As if they haven't done enough damage to Michigan especially minorities, state Democrats want to
raise the minimum wage to $10 and put even more people out of work.
Ailing couple married 54 years
commits suicide together.
I don't see the big deal between intelligence agencies briefing the entire intelligence committees or the gang of 8. This isn't a case of "shut up and trust the executive branch." The gang of 8 are briefed. What exactly what does Cato think will be gained? It hints that it fears the gang of 8 might not blow the whistle on illegal activities, but it bases that on the bogus claim that Bush's CIA did illegal interrogation. We have no evidence to support that claim, and there's no reason to believe that briefing the entire intelligence committees would improve the operations of the CIA, but there's ample evidence that more intelligence would be leaked to our enemies because that's happened many times before. I would love to see every congressmen briefed, but those idiots can't be trusted to keep the information from our enemies. Cato also makes the bogus claim that the president had no power to wiretap suspected terrorists even though the declaration of war against al Qaeda gave him that power.
I never liked data mining emails, but that's been going on since the Clinton administration at least. And the debate should be honest. You can't blame just Bush, and you can't claim email is private. Every email is immortalized on computers all across the country. So what's the argument for stopping the government from data mining it? I also don't understand the secrecy about CIA operatives assassinating al Qaeda leaders. Killing the enemy is the goal of war. Why should that be secret? I'm sure al Qaeda was aware American forces were trying to kill them, so that was being kept secret from Americans, not al Qaeda. Cato should recognize the Constitution does not divide power to wage war.
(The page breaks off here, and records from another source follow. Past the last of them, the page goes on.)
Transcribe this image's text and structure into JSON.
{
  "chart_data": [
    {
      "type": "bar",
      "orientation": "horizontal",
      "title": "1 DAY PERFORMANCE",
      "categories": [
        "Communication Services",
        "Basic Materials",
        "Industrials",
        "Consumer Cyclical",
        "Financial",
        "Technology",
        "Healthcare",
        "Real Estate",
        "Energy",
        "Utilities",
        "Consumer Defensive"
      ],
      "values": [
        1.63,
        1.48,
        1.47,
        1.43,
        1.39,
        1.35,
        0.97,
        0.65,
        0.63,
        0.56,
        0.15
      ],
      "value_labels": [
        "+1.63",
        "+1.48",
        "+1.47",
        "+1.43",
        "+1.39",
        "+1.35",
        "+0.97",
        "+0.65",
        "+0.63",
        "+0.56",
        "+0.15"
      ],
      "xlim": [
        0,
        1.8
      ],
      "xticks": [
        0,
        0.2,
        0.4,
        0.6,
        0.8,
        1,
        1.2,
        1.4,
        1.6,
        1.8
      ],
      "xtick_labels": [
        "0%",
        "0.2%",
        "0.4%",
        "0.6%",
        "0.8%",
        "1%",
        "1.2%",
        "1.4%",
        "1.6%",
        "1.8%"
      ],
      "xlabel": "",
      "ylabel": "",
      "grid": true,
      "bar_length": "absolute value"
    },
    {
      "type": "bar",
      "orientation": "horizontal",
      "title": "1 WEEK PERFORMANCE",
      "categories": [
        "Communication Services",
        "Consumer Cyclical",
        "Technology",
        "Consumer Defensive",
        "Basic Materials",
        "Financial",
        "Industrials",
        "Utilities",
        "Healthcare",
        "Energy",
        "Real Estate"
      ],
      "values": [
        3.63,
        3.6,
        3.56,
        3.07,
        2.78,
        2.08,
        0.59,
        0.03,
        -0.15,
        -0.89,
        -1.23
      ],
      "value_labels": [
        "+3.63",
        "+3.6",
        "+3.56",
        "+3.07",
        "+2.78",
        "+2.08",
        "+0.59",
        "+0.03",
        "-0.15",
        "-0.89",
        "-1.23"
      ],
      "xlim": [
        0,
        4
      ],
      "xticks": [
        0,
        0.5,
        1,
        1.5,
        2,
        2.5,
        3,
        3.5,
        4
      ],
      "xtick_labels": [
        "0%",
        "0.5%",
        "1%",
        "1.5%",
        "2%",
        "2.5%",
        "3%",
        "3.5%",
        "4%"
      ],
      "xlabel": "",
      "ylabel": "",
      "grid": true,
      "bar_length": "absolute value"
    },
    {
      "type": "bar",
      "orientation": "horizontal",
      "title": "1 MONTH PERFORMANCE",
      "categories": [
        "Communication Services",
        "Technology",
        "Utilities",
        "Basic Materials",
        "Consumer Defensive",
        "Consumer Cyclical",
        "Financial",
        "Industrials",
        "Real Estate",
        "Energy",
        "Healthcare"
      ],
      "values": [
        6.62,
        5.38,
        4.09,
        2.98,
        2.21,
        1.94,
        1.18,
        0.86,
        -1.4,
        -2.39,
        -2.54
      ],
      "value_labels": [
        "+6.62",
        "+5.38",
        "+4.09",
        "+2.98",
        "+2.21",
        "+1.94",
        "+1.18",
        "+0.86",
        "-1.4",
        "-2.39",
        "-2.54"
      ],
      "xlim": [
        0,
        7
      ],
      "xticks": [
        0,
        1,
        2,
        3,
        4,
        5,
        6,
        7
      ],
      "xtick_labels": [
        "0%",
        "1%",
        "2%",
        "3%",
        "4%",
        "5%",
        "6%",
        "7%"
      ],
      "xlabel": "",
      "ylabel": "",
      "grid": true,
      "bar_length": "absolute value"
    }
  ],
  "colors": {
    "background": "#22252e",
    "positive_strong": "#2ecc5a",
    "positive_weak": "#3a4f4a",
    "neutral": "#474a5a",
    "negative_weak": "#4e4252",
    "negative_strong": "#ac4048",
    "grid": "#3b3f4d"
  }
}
It places that power solely in the hands of the president, and everything discussed here is about waging war. Cato conveniently neglects to mention that.
Any intellectually honest libertarian criticism of the war on terror must call for revoking the president's Constitutionally granted war powers, not pretend they haven't been invoked or are limited by Congress.
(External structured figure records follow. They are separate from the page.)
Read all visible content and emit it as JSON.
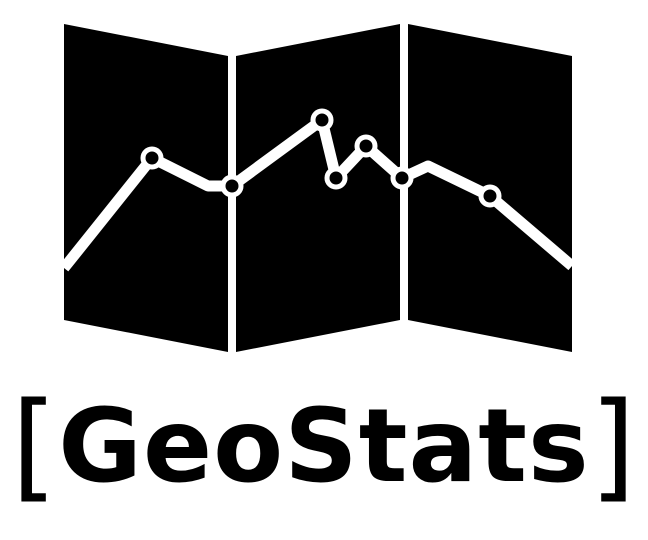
{
  "logo": {
    "bracket_open": "[",
    "name": "GeoStats",
    "bracket_close": "]",
    "colors": {
      "ink": "#000000",
      "background": "#ffffff",
      "line": "#ffffff"
    },
    "icon": "folded-map-with-line-chart-icon"
  }
}
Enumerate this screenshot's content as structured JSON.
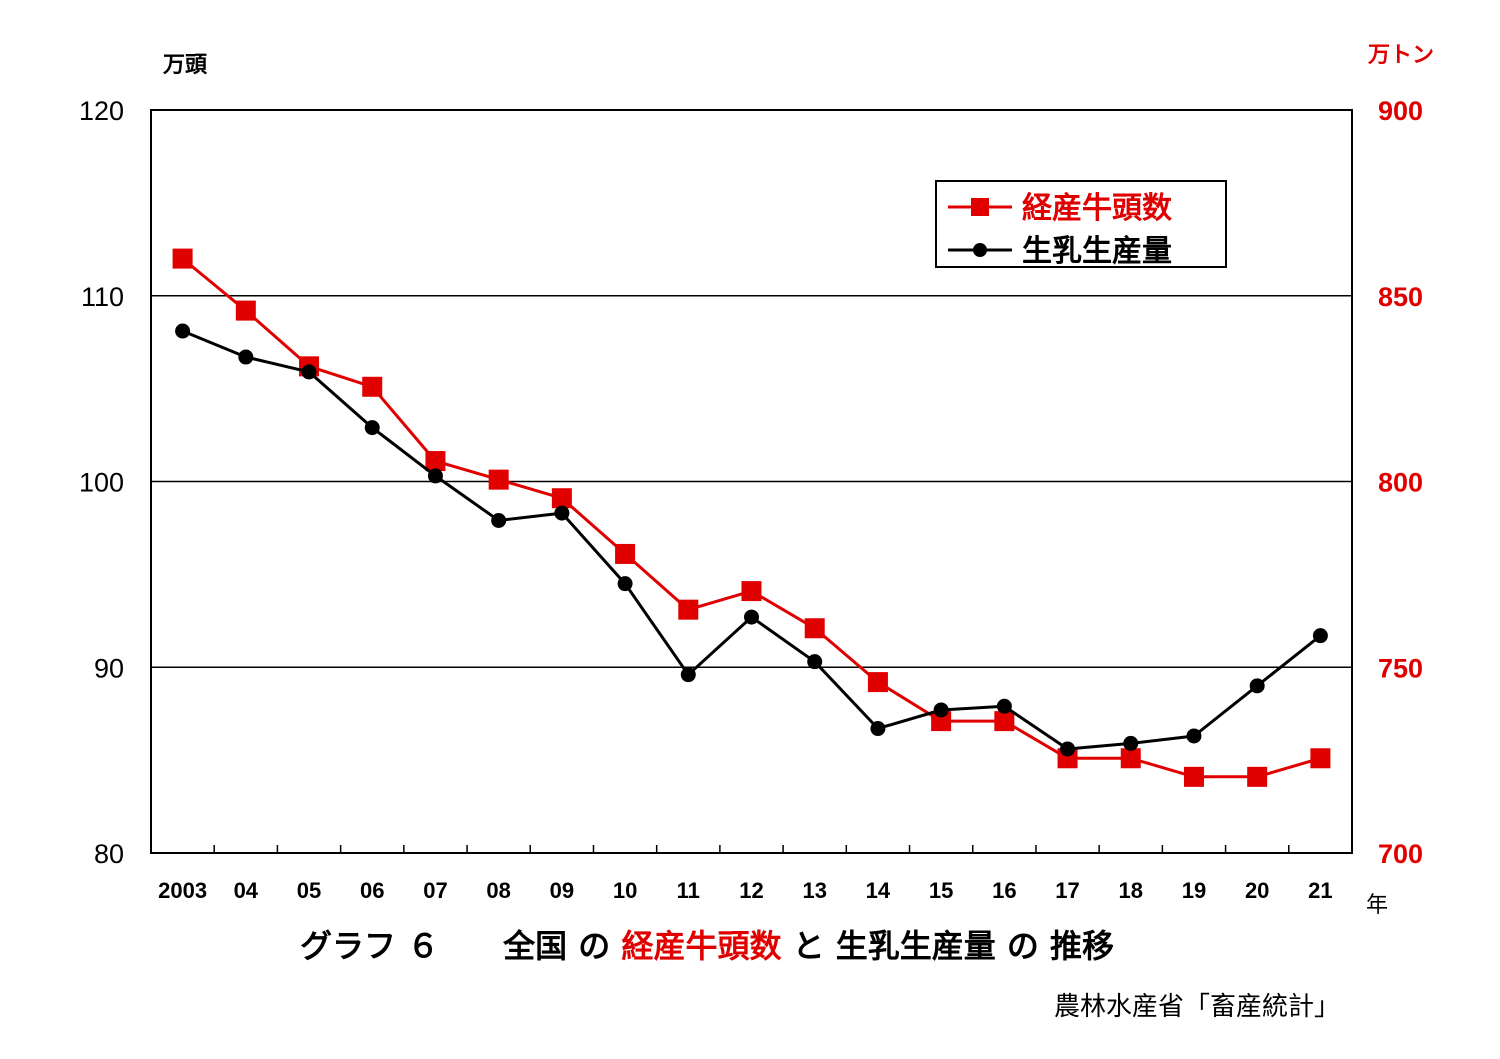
{
  "chart_data": {
    "type": "line",
    "categories": [
      "2003",
      "04",
      "05",
      "06",
      "07",
      "08",
      "09",
      "10",
      "11",
      "12",
      "13",
      "14",
      "15",
      "16",
      "17",
      "18",
      "19",
      "20",
      "21"
    ],
    "x_unit": "年",
    "y_left": {
      "unit": "万頭",
      "ylim": [
        80,
        120
      ],
      "ticks": [
        "80",
        "90",
        "100",
        "110",
        "120"
      ]
    },
    "y_right": {
      "unit": "万トン",
      "ylim": [
        700,
        900
      ],
      "ticks": [
        "700",
        "750",
        "800",
        "850",
        "900"
      ]
    },
    "grid": true,
    "legend_position": "top-right",
    "series": [
      {
        "name": "経産牛頭数",
        "axis": "left",
        "color": "#e00000",
        "marker": "square",
        "values": [
          112,
          109.2,
          106.2,
          105.1,
          101.1,
          100.1,
          99.1,
          96.1,
          93.1,
          94.1,
          92.1,
          89.2,
          87.1,
          87.1,
          85.1,
          85.1,
          84.1,
          84.1,
          85.1
        ]
      },
      {
        "name": "生乳生産量",
        "axis": "right",
        "color": "#000000",
        "marker": "circle",
        "values": [
          840.5,
          833.5,
          829.5,
          814.5,
          801.5,
          789.5,
          791.5,
          772.5,
          748,
          763.5,
          751.5,
          733.5,
          738.5,
          739.5,
          728,
          729.5,
          731.5,
          745,
          758.5
        ]
      }
    ],
    "title": {
      "part1": "グラフ ６　　全国 の ",
      "part2": "経産牛頭数",
      "part3": " と 生乳生産量 の 推移",
      "highlight_color": "#e00000"
    },
    "source": "農林水産省「畜産統計」"
  }
}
Obama's failure of leadership on trade policy is allowing the US to
slip toward protectionism.
Cato breaks down the numbers on
not very high speed rail, and we don't want to pay $1,000 per taxpayer for somebody else to ride 58 miles.
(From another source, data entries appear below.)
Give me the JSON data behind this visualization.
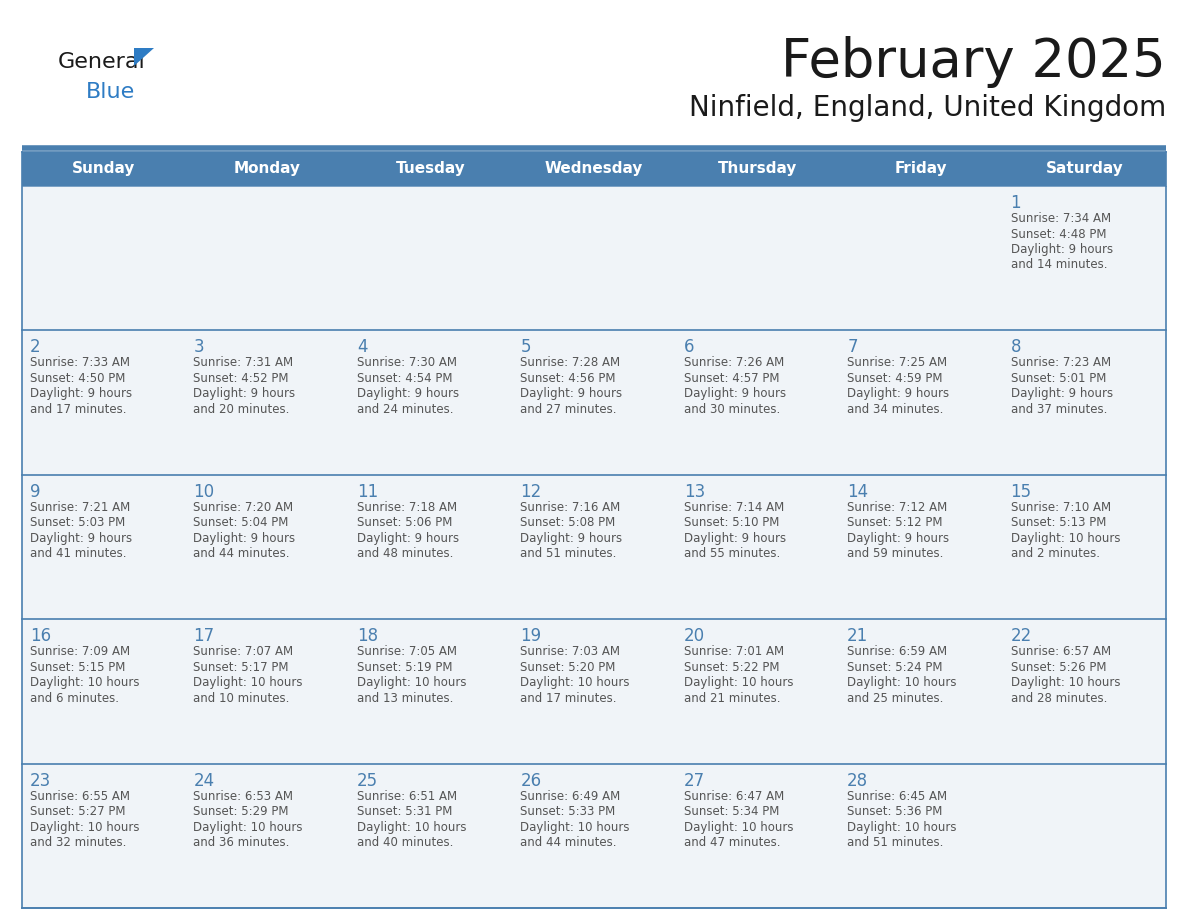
{
  "title": "February 2025",
  "subtitle": "Ninfield, England, United Kingdom",
  "header_bg": "#4a7faf",
  "header_text_color": "#ffffff",
  "day_names": [
    "Sunday",
    "Monday",
    "Tuesday",
    "Wednesday",
    "Thursday",
    "Friday",
    "Saturday"
  ],
  "cell_bg": "#f0f4f8",
  "grid_line_color": "#4a7faf",
  "number_color": "#4a7faf",
  "text_color": "#555555",
  "title_color": "#1a1a1a",
  "logo_general_color": "#1a1a1a",
  "logo_blue_color": "#2e7cc4",
  "logo_triangle_color": "#2e7cc4",
  "weeks": [
    [
      null,
      null,
      null,
      null,
      null,
      null,
      1
    ],
    [
      2,
      3,
      4,
      5,
      6,
      7,
      8
    ],
    [
      9,
      10,
      11,
      12,
      13,
      14,
      15
    ],
    [
      16,
      17,
      18,
      19,
      20,
      21,
      22
    ],
    [
      23,
      24,
      25,
      26,
      27,
      28,
      null
    ]
  ],
  "day_data": {
    "1": {
      "sunrise": "7:34 AM",
      "sunset": "4:48 PM",
      "daylight": "9 hours",
      "daylight2": "and 14 minutes."
    },
    "2": {
      "sunrise": "7:33 AM",
      "sunset": "4:50 PM",
      "daylight": "9 hours",
      "daylight2": "and 17 minutes."
    },
    "3": {
      "sunrise": "7:31 AM",
      "sunset": "4:52 PM",
      "daylight": "9 hours",
      "daylight2": "and 20 minutes."
    },
    "4": {
      "sunrise": "7:30 AM",
      "sunset": "4:54 PM",
      "daylight": "9 hours",
      "daylight2": "and 24 minutes."
    },
    "5": {
      "sunrise": "7:28 AM",
      "sunset": "4:56 PM",
      "daylight": "9 hours",
      "daylight2": "and 27 minutes."
    },
    "6": {
      "sunrise": "7:26 AM",
      "sunset": "4:57 PM",
      "daylight": "9 hours",
      "daylight2": "and 30 minutes."
    },
    "7": {
      "sunrise": "7:25 AM",
      "sunset": "4:59 PM",
      "daylight": "9 hours",
      "daylight2": "and 34 minutes."
    },
    "8": {
      "sunrise": "7:23 AM",
      "sunset": "5:01 PM",
      "daylight": "9 hours",
      "daylight2": "and 37 minutes."
    },
    "9": {
      "sunrise": "7:21 AM",
      "sunset": "5:03 PM",
      "daylight": "9 hours",
      "daylight2": "and 41 minutes."
    },
    "10": {
      "sunrise": "7:20 AM",
      "sunset": "5:04 PM",
      "daylight": "9 hours",
      "daylight2": "and 44 minutes."
    },
    "11": {
      "sunrise": "7:18 AM",
      "sunset": "5:06 PM",
      "daylight": "9 hours",
      "daylight2": "and 48 minutes."
    },
    "12": {
      "sunrise": "7:16 AM",
      "sunset": "5:08 PM",
      "daylight": "9 hours",
      "daylight2": "and 51 minutes."
    },
    "13": {
      "sunrise": "7:14 AM",
      "sunset": "5:10 PM",
      "daylight": "9 hours",
      "daylight2": "and 55 minutes."
    },
    "14": {
      "sunrise": "7:12 AM",
      "sunset": "5:12 PM",
      "daylight": "9 hours",
      "daylight2": "and 59 minutes."
    },
    "15": {
      "sunrise": "7:10 AM",
      "sunset": "5:13 PM",
      "daylight": "10 hours",
      "daylight2": "and 2 minutes."
    },
    "16": {
      "sunrise": "7:09 AM",
      "sunset": "5:15 PM",
      "daylight": "10 hours",
      "daylight2": "and 6 minutes."
    },
    "17": {
      "sunrise": "7:07 AM",
      "sunset": "5:17 PM",
      "daylight": "10 hours",
      "daylight2": "and 10 minutes."
    },
    "18": {
      "sunrise": "7:05 AM",
      "sunset": "5:19 PM",
      "daylight": "10 hours",
      "daylight2": "and 13 minutes."
    },
    "19": {
      "sunrise": "7:03 AM",
      "sunset": "5:20 PM",
      "daylight": "10 hours",
      "daylight2": "and 17 minutes."
    },
    "20": {
      "sunrise": "7:01 AM",
      "sunset": "5:22 PM",
      "daylight": "10 hours",
      "daylight2": "and 21 minutes."
    },
    "21": {
      "sunrise": "6:59 AM",
      "sunset": "5:24 PM",
      "daylight": "10 hours",
      "daylight2": "and 25 minutes."
    },
    "22": {
      "sunrise": "6:57 AM",
      "sunset": "5:26 PM",
      "daylight": "10 hours",
      "daylight2": "and 28 minutes."
    },
    "23": {
      "sunrise": "6:55 AM",
      "sunset": "5:27 PM",
      "daylight": "10 hours",
      "daylight2": "and 32 minutes."
    },
    "24": {
      "sunrise": "6:53 AM",
      "sunset": "5:29 PM",
      "daylight": "10 hours",
      "daylight2": "and 36 minutes."
    },
    "25": {
      "sunrise": "6:51 AM",
      "sunset": "5:31 PM",
      "daylight": "10 hours",
      "daylight2": "and 40 minutes."
    },
    "26": {
      "sunrise": "6:49 AM",
      "sunset": "5:33 PM",
      "daylight": "10 hours",
      "daylight2": "and 44 minutes."
    },
    "27": {
      "sunrise": "6:47 AM",
      "sunset": "5:34 PM",
      "daylight": "10 hours",
      "daylight2": "and 47 minutes."
    },
    "28": {
      "sunrise": "6:45 AM",
      "sunset": "5:36 PM",
      "daylight": "10 hours",
      "daylight2": "and 51 minutes."
    }
  }
}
"Not only will you pay $1,000 for someone else to ride the train, that someone probably earns more than you."
And these trains are bad for the environment:
"The Department of Energy says that, in intercity travel, automobiles are as energy-efficient as Amtrak, and that boosting Amtrak trains to higher speeds will make them less energy-efficient and more polluting than driving."
Like everything else government does, this isn't about transportation or the environment. It's about power. It's about taking money from us by force for aristocrats to buy votes.
I never understood how the White House could claim its
visitor logs were private. That house is the people's house.
Obama staffer accuses the CBO of
overestimating costs and underestimating savings. Yeah. Show me one instance where the CBO overestimated the cost of a government program.
Taxing gold-plated health insurance plans. What a lovely idea. If you make enough money to buy something nice, something special, you get to pay a nice, special tax. That'll make people want to work extra hard to get rich. This is robbery. These crooks are so shameless, they actually publicize their theft.
So now taxpayers are
paying for the pension plans for the UAW's Delphi workers.
Obama
eases lobbyist restrictions. This is another distraction anyway. The lobbyists are not our problem. The aristocrats are our problem. The aristocrats are selling our money and our power to the highest bidders. Naturally, when money and power is for sale, buyers will appear to buy it. When we take back our money and power from the aristocrats, they will no longer have it to sell, and the lobbyists will go away.